Eh, these are all numbers, who gives a... To most they mean nothing, only the actual performance they get in their application does. People won't care a single bit that memory latency is higher on X than on Y if in the end X performs better overall.

Most people overclock to get more performance in their apps, not just for the numbers. If a system gives better performance out of the box then the better it is as it removes the hassle.

 

Guess we now know that we all misunderstood, we thought you wanted a powerful and well balanced system, when it was purely an overclocker build and what you actually care about is numbers on a sheet, so all rationale is out of the window. Could have mentioned that upfront.

Surprisingly, some people enjoy OCing their rigs. It's not about numbers on a sheet, though those are nice. It's about headroom and there being a noticeable improvement based on the bin you have and your knack for squeezing the best performance out of it. I moved from a 2700X back to an X5675 from 2011 because that was more fun to push. Watching a 2700X hit 4.2 all core and be slower in games than with PBO on is depressing if you like tweaking your rigs. Whereas I can take an X58 Xeon from 3-3.4Ghz up to 4.5-4.7, slap up the uncore, tune the RAM and there's a noticeable improvement in everything down to how snappy the Windows menu is. 

6 minutes ago, GDRRiley said:

they had the budget for an i7 and a cheaper board. or a 3600x or 3700X and a much better GPU.

they went for 5.0ghz and forgot about everything else

OP explained very well that they did not need more than 6 cores, so an i7 would be dumb. OP made it very clear they weren't going for an economical build as well, legit stated that in the first post lol. 

8 minutes ago, NubCak said:

Its pretty budget if you ask me, but everyone's priorities and budgets are different. 

He says he goes for cost/performance, a $300 board doesn't perform any better than the $200 board that's available, talk about contradiction.

In the first post OP says they went for a matching themed rig, not a perf/$ one.

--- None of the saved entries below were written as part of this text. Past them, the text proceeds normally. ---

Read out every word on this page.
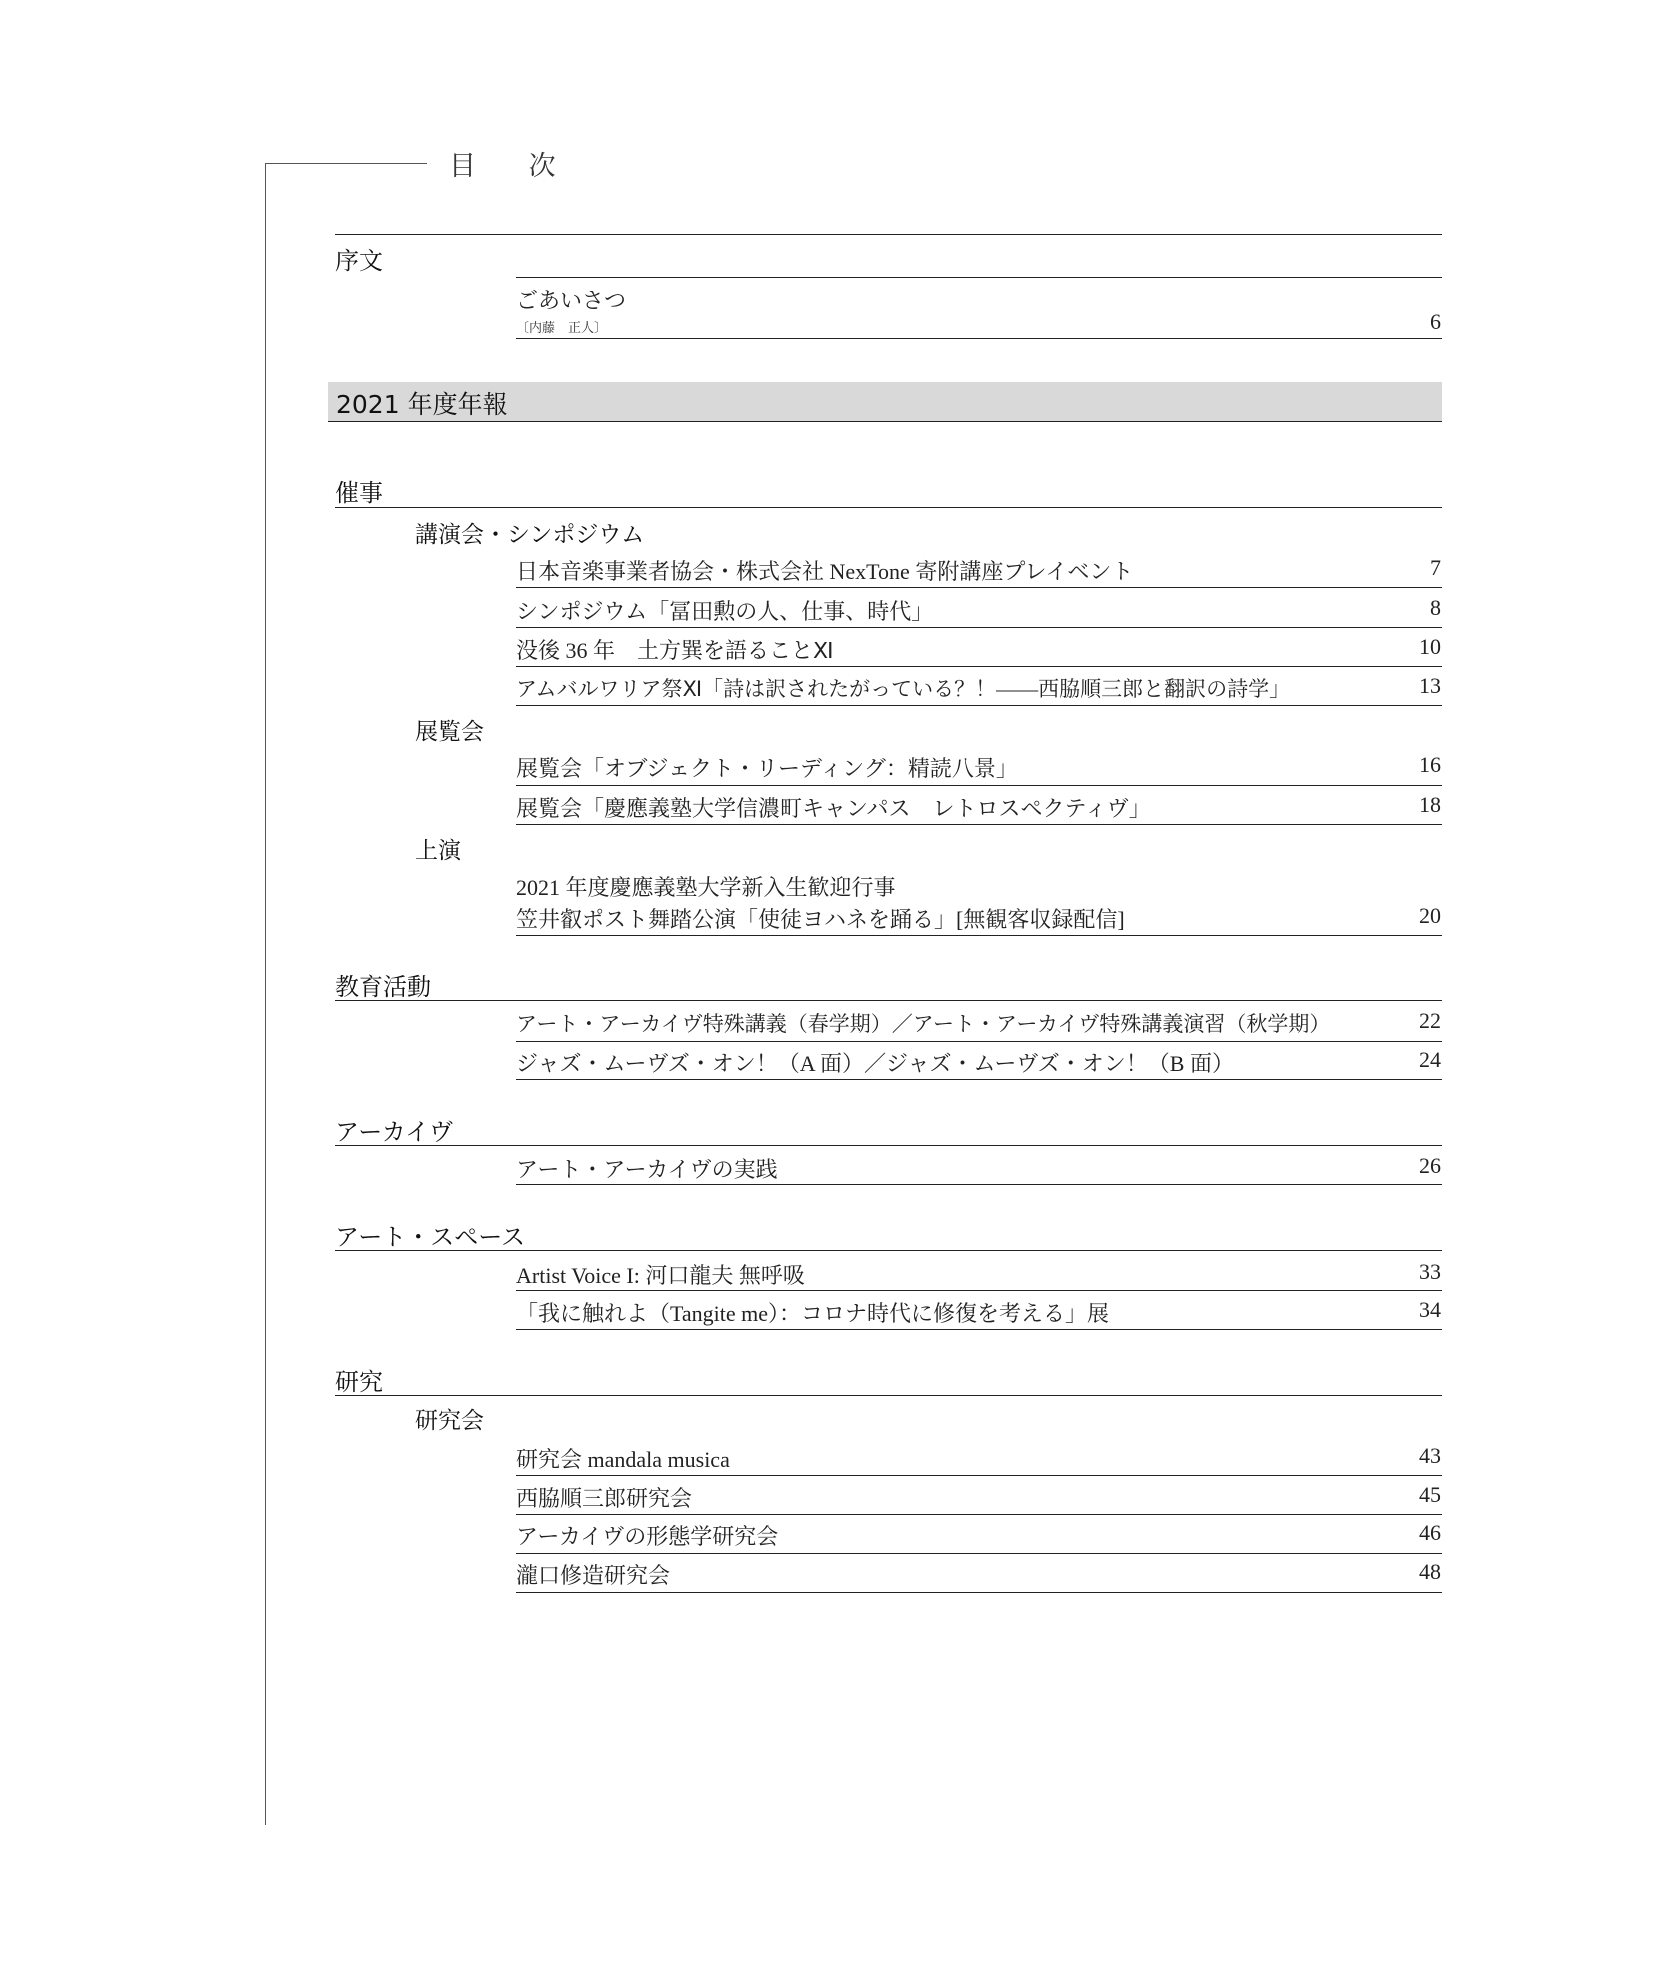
目 次
序文
ごあいさつ
〔内藤　正人〕	6
2021 年度年報
催事
講演会・シンポジウム
日本音楽事業者協会・株式会社 NexTone 寄附講座プレイベント	7
シンポジウム「冨田勲の人、仕事、時代」	8
没後 36 年　土方巽を語ることⅪ	10
アムバルワリア祭Ⅺ「詩は訳されたがっている？！――西脇順三郎と翻訳の詩学」	13
展覧会
展覧会「オブジェクト・リーディング：精読八景」	16
展覧会「慶應義塾大学信濃町キャンパス　レトロスペクティヴ」	18
上演
2021 年度慶應義塾大学新入生歓迎行事
笠井叡ポスト舞踏公演「使徒ヨハネを踊る」[無観客収録配信]	20
教育活動
アート・アーカイヴ特殊講義（春学期）／アート・アーカイヴ特殊講義演習（秋学期）	22
ジャズ・ムーヴズ・オン！（A 面）／ジャズ・ムーヴズ・オン！（B 面）	24
アーカイヴ
アート・アーカイヴの実践	26
アート・スペース
Artist Voice I: 河口龍夫 無呼吸	33
「我に触れよ（Tangite me）：コロナ時代に修復を考える」展	34
研究
研究会
研究会 mandala musica	43
西脇順三郎研究会	45
アーカイヴの形態学研究会	46
瀧口修造研究会	48
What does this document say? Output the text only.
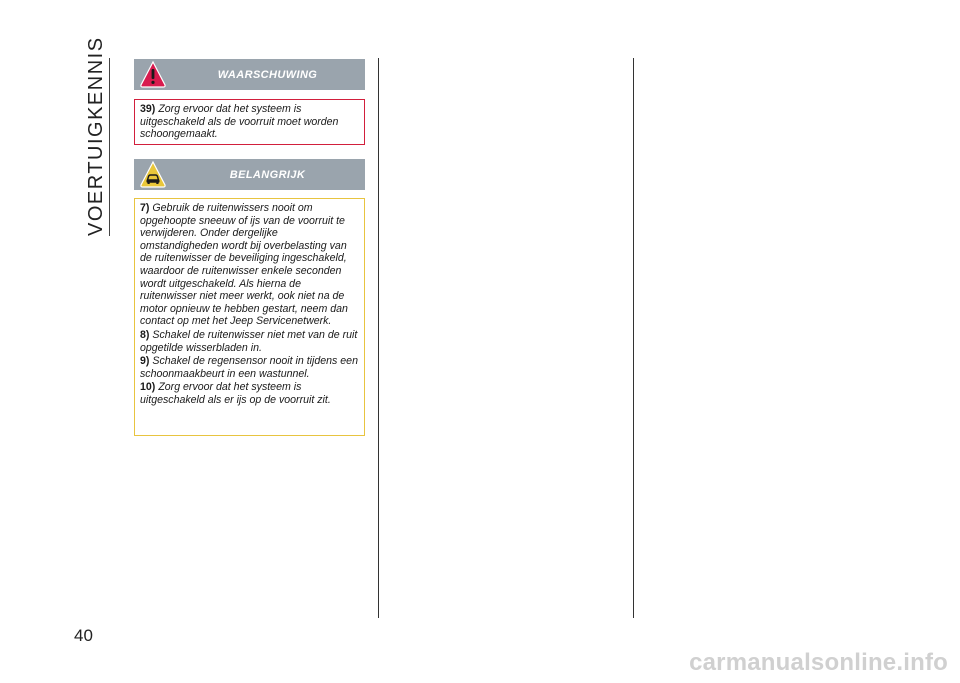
VOERTUIGKENNIS
40
WAARSCHUWING
39) Zorg ervoor dat het systeem is uitgeschakeld als de voorruit moet worden schoongemaakt.
BELANGRIJK
7) Gebruik de ruitenwissers nooit om opgehoopte sneeuw of ijs van de voorruit te verwijderen. Onder dergelijke omstandigheden wordt bij overbelasting van de ruitenwisser de beveiliging ingeschakeld, waardoor de ruitenwisser enkele seconden wordt uitgeschakeld. Als hierna de ruitenwisser niet meer werkt, ook niet na de motor opnieuw te hebben gestart, neem dan contact op met het Jeep Servicenetwerk.
8) Schakel de ruitenwisser niet met van de ruit opgetilde wisserbladen in.
9) Schakel de regensensor nooit in tijdens een schoonmaakbeurt in een wastunnel.
10) Zorg ervoor dat het systeem is uitgeschakeld als er ijs op de voorruit zit.
carmanualsonline.info
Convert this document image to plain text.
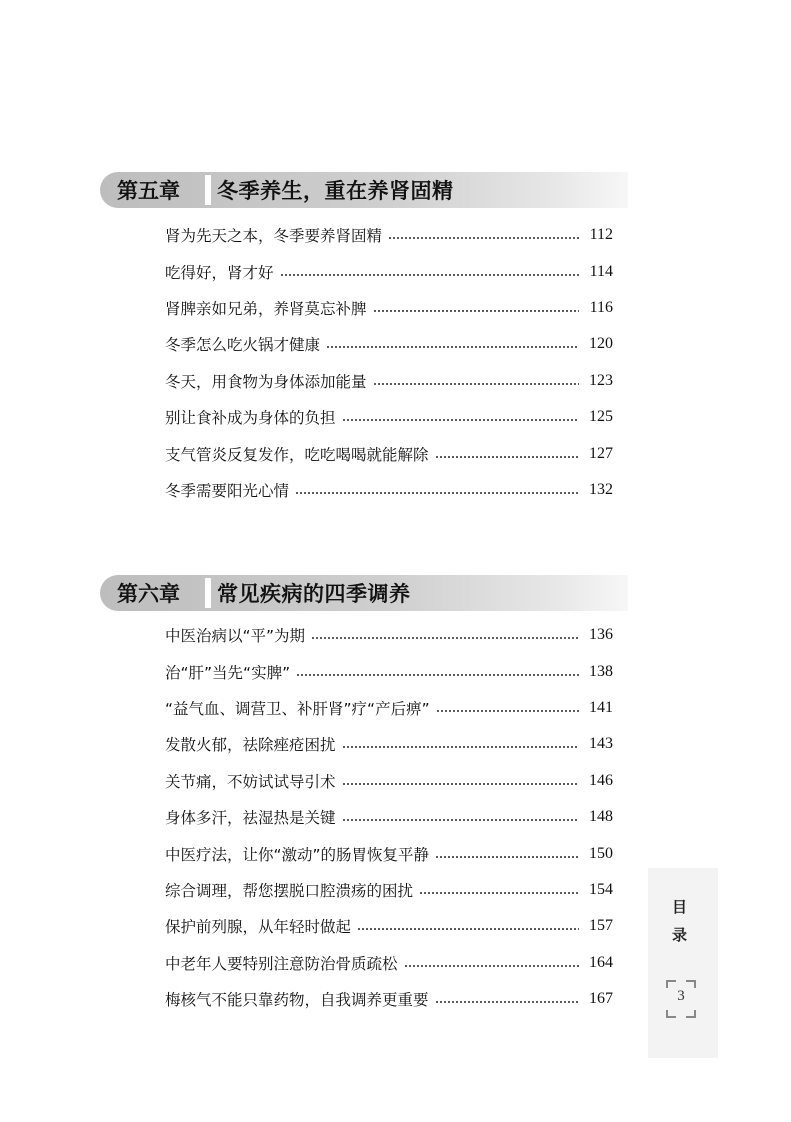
第五章	冬季养生，重在养肾固精
肾为先天之本，冬季要养肾固精	112
吃得好，肾才好	114
肾脾亲如兄弟，养肾莫忘补脾	116
冬季怎么吃火锅才健康	120
冬天，用食物为身体添加能量	123
别让食补成为身体的负担	125
支气管炎反复发作，吃吃喝喝就能解除	127
冬季需要阳光心情	132
第六章	常见疾病的四季调养
中医治病以“平”为期	136
治“肝”当先“实脾”	138
“益气血、调营卫、补肝肾”疗“产后痹”	141
发散火郁，祛除痤疮困扰	143
关节痛，不妨试试导引术	146
身体多汗，祛湿热是关键	148
中医疗法，让你“激动”的肠胃恢复平静	150
综合调理，帮您摆脱口腔溃疡的困扰	154
保护前列腺，从年轻时做起	157
中老年人要特别注意防治骨质疏松	164
梅核气不能只靠药物，自我调养更重要	167
目
录
3
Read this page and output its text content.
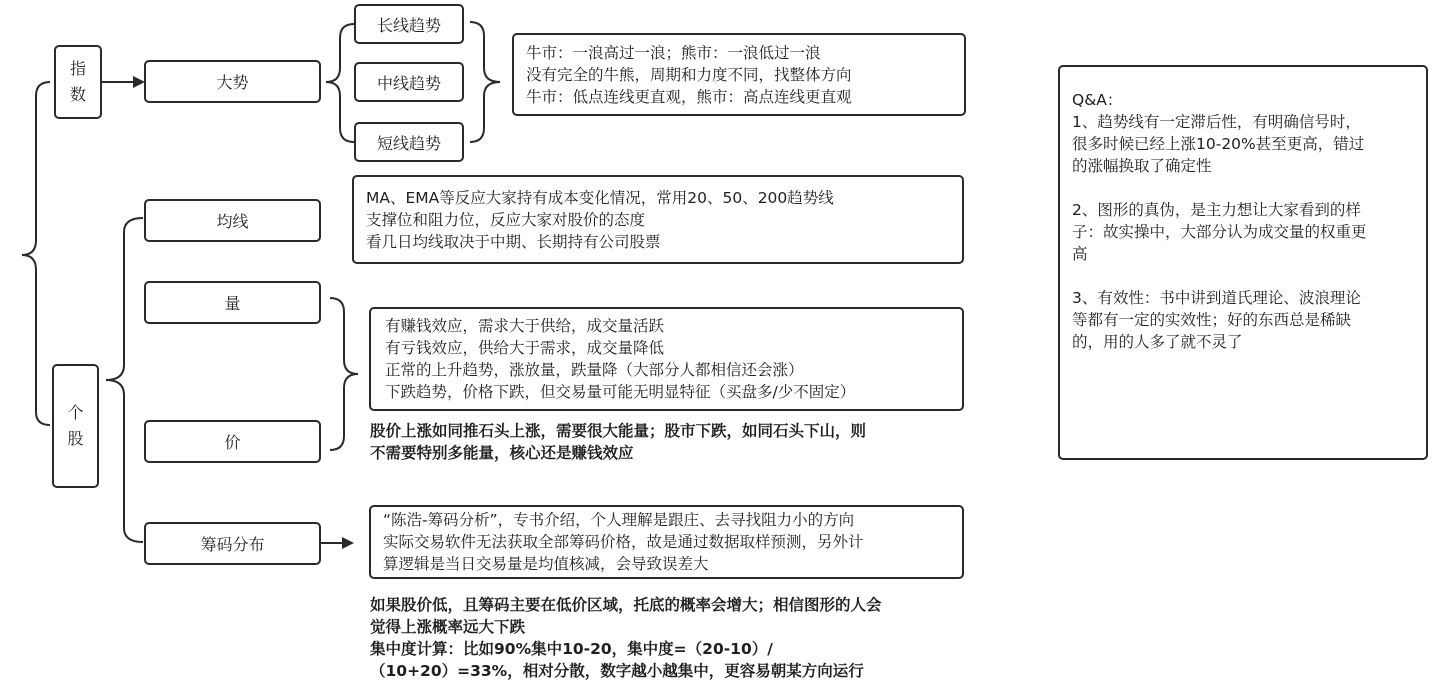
指
数
个
股
大势
长线趋势
中线趋势
短线趋势
牛市：一浪高过一浪；熊市：一浪低过一浪
没有完全的牛熊，周期和力度不同，找整体方向
牛市：低点连线更直观，熊市：高点连线更直观
均线
MA、EMA等反应大家持有成本变化情况，常用20、50、200趋势线
支撑位和阻力位，反应大家对股价的态度
看几日均线取决于中期、长期持有公司股票
量
有赚钱效应，需求大于供给，成交量活跃
有亏钱效应，供给大于需求，成交量降低
正常的上升趋势，涨放量，跌量降（大部分人都相信还会涨）
下跌趋势，价格下跌，但交易量可能无明显特征（买盘多/少不固定）
价
股价上涨如同推石头上涨，需要很大能量；股市下跌，如同石头下山，则
不需要特别多能量，核心还是赚钱效应
筹码分布
“陈浩-筹码分析”，专书介绍，个人理解是跟庄、去寻找阻力小的方向
实际交易软件无法获取全部筹码价格，故是通过数据取样预测，另外计
算逻辑是当日交易量是均值核减，会导致误差大
如果股价低，且筹码主要在低价区域，托底的概率会增大；相信图形的人会
觉得上涨概率远大下跌
集中度计算：比如90%集中10-20，集中度=（20-10）/
（10+20）=33%，相对分散，数字越小越集中，更容易朝某方向运行
Q&A：
1、趋势线有一定滞后性，有明确信号时，
很多时候已经上涨10-20%甚至更高，错过
的涨幅换取了确定性
2、图形的真伪，是主力想让大家看到的样
子：故实操中，大部分认为成交量的权重更
高
3、有效性：书中讲到道氏理论、波浪理论
等都有一定的实效性；好的东西总是稀缺
的，用的人多了就不灵了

Even though some parts are good perf/$, such as the 9600KF being about the best CPU available for their needs/wants. 


Y'all need to learn to just... complement someone's build. It's finished, OP bought all the stuff and built it, suggestions are useless. Talk with them about what all they do with it, how it performs, find something cool to blab about. Are you hardware enthusiasts or internet assholes who want to stomp on everyone's rigs if they don't fit your preferences? I'll ree at Ryzen all day because it doesn't suit my preferences, but if it's someone else's rig and they're happy with it, hell yeah ?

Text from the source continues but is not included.